Let us try to push %ecx without using push %ecx:
subl $4,%esp
movl %ecx,(%esp)
In the previous code, it is important that the stack pointer be
subtracted before we copy the value of ecx. In other words,
we cannot use the following instructions:
movl %ecx,-4(%esp)
subl $4,%esp
But why? You can try both versions in a debugger, and you cannot see the difference.

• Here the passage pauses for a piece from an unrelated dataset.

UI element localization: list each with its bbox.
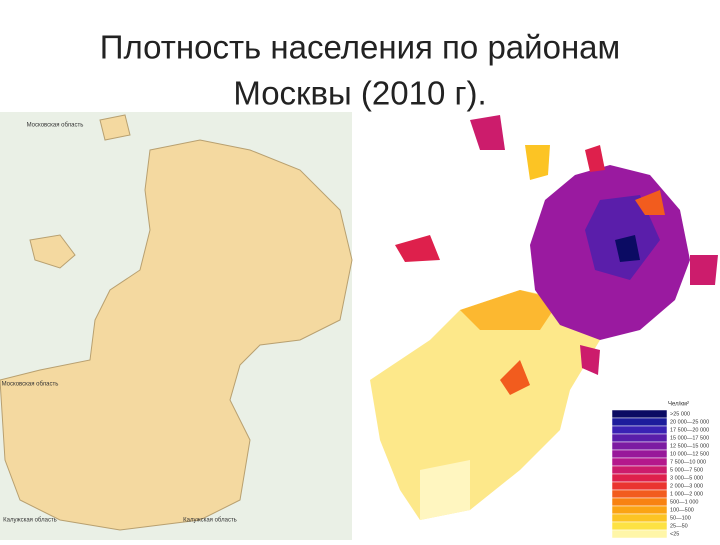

The problem is due to interrupts. Interrupts are asynchronous hardware
events that ``call'' interrupt service routines (ISR). Invoking an ISR
also needs to use the stack, and the processor assumes the stack is
only used up to the address stored in esp. This means locations
lower than the address stored in esp can all potentially be
changed by an ISR.
Imagine that you have an interrupt
between the two instructions. Because esp is not decremented
when the ISR is invoked, the value of ecx will be overwritten
by the handling of the interrupt! We'll talk about this again when
we deal with interrupts.
Note that this code is not exactly the same as a push instruction
because the subl instruction modifies the status flags. On most
RISC architectures, you can specify a modifier on the equivalent
movl instruction so that the indirect register is pre-decremented
by 4 without changing the status flags.
How about pop? The following code implements pop %ecx.
movl (%esp),%ecx
addl $4,%esp
Note that the order is once again important. You cannot use the following sequence:
addl $4,%esp
movl -4(%esp),%ecx
Once again, the reason is that an interrupt can occur between the two
instructions. After we add 4 to esp, an interrupt can corrupt
the four bytes that will be copied to ecx. After the
interrupt is handled, the movl instruction copies the
values left behind by the ISR to ecx, not the values originally
stored at (%esp) before the addl instruction.